Salmonella Typhia IgG/IgM Test
Salmonella typhia IgG/IgM rapid test cassette is solid phase immunochromatographic assay, used to detect IgG and IgM antibodies specific to salmonella typhoid, and used as an aid in the diagnosis of Salmonella Typhoid Fever.
Salmonella typhoid IgG/IgM rapid test cassette is solid phase immunochromatographic assay for the rapid, qualitative and differential detection of IgG and IgM antibodies to Salmonella typhi in human serum, plasma or whole blood, as an aid in the diagnosis of Typhoid Fever. This test provides only a preliminary testing result. More specific alternative diagnosis method must be used when positive result is observed, in order to obtain a confirmation of Salmonella typhi infection.
Introduction to S.Typhi Test Cassette
There are three pre-coated lines on the strip of Salmonella typhi Test: "G" for the detection of Salmonella typhi IgG antibody, "M" for IgM, and "C" for inner quality control. A purple "G" and/or "M" lines can be observed visually in the result window, if there are enough IgG and/or IgM antibodies to salmonella typhi in the tested specimen, indicating a positive result.

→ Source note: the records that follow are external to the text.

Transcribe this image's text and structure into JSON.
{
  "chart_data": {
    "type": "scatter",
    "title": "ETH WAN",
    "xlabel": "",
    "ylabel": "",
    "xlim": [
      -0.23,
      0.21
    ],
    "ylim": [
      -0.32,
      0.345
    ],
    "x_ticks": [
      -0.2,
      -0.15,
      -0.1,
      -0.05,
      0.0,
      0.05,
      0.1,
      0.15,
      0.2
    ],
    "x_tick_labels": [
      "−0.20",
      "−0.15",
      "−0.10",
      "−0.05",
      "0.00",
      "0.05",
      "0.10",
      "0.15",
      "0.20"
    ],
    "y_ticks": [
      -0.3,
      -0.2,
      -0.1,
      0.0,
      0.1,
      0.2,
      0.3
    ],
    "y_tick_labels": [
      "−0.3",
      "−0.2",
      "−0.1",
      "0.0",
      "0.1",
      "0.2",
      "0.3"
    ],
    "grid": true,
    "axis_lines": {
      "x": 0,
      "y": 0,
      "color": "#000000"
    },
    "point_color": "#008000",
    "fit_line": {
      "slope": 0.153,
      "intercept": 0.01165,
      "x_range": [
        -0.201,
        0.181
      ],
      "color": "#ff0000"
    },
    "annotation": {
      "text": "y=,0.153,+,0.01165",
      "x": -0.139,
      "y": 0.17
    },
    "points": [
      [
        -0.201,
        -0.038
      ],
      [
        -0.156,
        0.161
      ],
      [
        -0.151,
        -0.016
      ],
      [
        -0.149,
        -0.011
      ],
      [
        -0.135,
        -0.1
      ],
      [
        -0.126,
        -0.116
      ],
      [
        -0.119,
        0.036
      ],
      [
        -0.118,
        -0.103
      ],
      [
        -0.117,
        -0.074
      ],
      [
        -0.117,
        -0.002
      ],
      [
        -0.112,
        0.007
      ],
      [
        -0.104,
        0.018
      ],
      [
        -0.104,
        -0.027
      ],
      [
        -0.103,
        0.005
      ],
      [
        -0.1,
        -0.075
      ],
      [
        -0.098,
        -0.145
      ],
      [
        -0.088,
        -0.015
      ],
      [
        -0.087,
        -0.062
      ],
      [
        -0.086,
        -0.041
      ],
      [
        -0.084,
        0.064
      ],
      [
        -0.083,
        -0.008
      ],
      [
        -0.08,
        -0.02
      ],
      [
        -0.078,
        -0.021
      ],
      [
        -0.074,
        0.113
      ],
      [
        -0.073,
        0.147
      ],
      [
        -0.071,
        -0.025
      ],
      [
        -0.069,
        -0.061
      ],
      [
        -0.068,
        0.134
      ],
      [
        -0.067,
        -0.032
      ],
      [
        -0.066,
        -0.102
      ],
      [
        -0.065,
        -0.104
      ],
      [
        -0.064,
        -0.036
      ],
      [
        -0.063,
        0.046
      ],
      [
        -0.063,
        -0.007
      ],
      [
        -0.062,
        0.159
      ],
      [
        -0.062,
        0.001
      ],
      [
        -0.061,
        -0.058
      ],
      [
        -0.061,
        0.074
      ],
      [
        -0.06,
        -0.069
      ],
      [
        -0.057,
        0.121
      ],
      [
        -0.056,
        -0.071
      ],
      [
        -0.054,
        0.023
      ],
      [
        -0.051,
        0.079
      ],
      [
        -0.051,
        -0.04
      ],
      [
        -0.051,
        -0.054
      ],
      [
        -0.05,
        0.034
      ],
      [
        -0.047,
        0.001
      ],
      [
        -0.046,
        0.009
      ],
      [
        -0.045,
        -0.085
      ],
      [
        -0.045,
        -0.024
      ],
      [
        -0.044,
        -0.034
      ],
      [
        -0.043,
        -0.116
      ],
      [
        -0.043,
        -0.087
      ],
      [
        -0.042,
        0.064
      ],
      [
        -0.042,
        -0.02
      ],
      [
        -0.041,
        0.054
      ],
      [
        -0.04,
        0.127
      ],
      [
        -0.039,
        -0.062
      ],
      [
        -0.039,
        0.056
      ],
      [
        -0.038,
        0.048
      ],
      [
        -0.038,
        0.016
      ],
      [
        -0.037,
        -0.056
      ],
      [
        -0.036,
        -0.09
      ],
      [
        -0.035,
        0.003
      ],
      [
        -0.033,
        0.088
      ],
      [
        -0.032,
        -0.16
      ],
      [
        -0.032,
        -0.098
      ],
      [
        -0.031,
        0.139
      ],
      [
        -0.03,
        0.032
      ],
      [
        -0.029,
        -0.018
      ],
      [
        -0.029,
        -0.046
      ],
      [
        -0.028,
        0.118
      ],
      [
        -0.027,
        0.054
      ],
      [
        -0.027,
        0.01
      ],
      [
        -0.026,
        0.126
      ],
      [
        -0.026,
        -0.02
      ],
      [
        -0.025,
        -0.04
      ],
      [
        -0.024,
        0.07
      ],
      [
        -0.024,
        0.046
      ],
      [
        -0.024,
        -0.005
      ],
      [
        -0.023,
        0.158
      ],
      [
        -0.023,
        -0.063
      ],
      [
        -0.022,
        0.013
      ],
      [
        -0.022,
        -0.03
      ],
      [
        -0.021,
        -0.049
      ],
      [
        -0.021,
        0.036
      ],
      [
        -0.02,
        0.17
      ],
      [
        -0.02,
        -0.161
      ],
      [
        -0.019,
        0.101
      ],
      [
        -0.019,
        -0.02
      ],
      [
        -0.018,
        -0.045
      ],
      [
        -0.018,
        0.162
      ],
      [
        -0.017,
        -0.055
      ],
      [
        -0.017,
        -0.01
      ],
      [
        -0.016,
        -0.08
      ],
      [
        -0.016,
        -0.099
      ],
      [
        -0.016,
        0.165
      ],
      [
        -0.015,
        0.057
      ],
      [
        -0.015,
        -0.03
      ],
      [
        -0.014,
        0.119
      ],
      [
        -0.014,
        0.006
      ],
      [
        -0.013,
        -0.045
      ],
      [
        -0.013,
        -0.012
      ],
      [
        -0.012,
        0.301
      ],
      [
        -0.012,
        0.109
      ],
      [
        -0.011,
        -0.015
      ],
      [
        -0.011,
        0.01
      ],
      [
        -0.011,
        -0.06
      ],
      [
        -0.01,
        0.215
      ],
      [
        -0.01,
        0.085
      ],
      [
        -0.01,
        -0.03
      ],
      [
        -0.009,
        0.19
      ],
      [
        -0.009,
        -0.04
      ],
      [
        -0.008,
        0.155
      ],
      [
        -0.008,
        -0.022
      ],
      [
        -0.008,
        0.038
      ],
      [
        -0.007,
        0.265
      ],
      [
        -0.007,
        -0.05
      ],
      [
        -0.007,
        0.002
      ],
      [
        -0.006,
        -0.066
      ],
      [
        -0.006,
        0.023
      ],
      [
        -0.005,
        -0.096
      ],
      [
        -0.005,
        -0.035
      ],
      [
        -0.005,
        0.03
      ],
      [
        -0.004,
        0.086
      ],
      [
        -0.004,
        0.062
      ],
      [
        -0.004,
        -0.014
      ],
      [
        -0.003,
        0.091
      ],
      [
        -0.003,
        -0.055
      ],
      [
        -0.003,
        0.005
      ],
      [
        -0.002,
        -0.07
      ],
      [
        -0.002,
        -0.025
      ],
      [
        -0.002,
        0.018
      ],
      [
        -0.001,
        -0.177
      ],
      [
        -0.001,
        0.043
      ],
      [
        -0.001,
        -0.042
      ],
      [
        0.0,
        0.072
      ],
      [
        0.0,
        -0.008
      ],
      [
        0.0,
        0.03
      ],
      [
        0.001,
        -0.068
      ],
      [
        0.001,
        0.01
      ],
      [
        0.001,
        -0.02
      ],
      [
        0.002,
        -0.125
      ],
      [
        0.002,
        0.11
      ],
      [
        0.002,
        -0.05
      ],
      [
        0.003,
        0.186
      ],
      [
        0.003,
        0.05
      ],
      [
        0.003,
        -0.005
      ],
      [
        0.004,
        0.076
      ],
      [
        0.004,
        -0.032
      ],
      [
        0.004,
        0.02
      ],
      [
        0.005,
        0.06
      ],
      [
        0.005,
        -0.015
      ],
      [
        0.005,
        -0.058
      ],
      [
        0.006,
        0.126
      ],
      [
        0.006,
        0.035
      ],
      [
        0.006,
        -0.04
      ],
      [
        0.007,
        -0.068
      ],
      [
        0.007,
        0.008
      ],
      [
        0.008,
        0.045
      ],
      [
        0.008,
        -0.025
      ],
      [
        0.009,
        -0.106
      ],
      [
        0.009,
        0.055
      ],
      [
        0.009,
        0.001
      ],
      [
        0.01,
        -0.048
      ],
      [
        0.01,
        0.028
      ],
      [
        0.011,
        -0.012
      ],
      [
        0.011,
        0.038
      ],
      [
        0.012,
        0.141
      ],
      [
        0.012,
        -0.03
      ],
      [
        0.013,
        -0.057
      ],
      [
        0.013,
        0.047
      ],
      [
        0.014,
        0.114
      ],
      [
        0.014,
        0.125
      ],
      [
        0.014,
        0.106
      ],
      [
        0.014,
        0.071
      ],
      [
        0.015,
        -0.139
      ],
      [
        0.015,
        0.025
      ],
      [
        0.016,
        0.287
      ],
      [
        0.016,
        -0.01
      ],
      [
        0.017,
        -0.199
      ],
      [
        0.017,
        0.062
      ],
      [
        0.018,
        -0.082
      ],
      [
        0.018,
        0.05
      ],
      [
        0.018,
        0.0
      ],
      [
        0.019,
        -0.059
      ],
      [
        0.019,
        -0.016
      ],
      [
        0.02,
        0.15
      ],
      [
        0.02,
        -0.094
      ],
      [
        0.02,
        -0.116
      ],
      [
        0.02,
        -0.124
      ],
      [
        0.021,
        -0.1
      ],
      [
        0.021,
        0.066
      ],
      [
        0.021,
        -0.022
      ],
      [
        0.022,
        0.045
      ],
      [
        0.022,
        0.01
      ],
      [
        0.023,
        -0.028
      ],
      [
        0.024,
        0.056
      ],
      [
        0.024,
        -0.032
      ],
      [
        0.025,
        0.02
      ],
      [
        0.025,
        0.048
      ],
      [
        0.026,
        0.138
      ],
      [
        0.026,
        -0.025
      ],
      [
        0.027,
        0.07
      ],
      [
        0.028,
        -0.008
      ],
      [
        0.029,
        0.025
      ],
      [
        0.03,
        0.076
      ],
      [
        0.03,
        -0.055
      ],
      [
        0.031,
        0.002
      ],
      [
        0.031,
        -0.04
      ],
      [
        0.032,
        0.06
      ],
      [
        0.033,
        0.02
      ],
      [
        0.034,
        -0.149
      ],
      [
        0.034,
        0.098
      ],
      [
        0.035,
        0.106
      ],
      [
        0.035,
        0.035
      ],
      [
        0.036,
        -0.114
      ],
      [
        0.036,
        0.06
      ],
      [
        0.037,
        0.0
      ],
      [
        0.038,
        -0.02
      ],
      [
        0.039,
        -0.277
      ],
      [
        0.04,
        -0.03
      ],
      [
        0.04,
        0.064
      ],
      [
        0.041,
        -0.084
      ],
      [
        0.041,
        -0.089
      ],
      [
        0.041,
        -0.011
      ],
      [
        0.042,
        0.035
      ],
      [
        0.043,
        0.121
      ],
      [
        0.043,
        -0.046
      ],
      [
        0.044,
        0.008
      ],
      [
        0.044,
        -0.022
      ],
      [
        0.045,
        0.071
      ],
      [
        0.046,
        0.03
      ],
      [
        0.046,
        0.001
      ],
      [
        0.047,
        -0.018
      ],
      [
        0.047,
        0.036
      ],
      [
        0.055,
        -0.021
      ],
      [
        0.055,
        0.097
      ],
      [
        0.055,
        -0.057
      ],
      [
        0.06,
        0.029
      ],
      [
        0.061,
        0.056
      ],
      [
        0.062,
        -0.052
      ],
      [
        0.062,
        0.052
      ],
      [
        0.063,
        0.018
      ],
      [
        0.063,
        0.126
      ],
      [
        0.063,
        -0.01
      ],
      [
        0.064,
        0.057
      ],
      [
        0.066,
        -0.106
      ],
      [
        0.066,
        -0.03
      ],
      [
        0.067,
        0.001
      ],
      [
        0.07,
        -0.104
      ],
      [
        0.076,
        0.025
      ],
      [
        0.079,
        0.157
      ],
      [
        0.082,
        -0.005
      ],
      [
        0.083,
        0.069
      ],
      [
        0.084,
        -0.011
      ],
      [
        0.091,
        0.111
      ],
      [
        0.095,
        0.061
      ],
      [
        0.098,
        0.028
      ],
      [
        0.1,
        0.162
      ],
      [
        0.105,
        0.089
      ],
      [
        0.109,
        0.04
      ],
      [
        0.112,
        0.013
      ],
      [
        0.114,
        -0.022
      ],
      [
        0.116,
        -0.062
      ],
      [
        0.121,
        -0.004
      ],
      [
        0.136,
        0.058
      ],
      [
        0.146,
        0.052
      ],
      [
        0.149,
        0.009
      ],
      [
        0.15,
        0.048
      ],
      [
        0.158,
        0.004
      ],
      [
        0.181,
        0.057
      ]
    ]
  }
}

S.Typhia Rapid Test is Helpful
Although Widal test and culture methods are regarded as confirmatory diagnostic methods, they take long time, and it may become later to start antibiotic measures to treat the disease when waiting for the testing results. So, usually, if tested positive with a salmonella typhi rapid testing method, especially if the patient has a contact history with confirmed patient of Typhoid fever, therapeutic trial with chloramphenicol can be taken during this waiting time for the testing result of culture method. In this way, the Salmonella typhi IgG/IgM Test cassette is helpful in the treatment of the typhoid fever.
Typhoid fever is a serious illness caused by a bacterium called Salmonella typhi. Typhoid fever is characterized by a slowly progressive fever as high as 40 centigrade, profuse sweating and gastroenteritis. The World Health Organization identifies typhoid fever as a serious public health problem.
About 10% of untreated patients may shed infectious bacteria in their stool up to 3 months after onset of symptoms and 2%-5% may become permanent shedders, who are called chronic carriers. People can be infected by eating or drinking contaminated food or water or by contacting with patients of Typhoid fever. Common sanitary measures can effectively control the transfer of salmonella typhosa.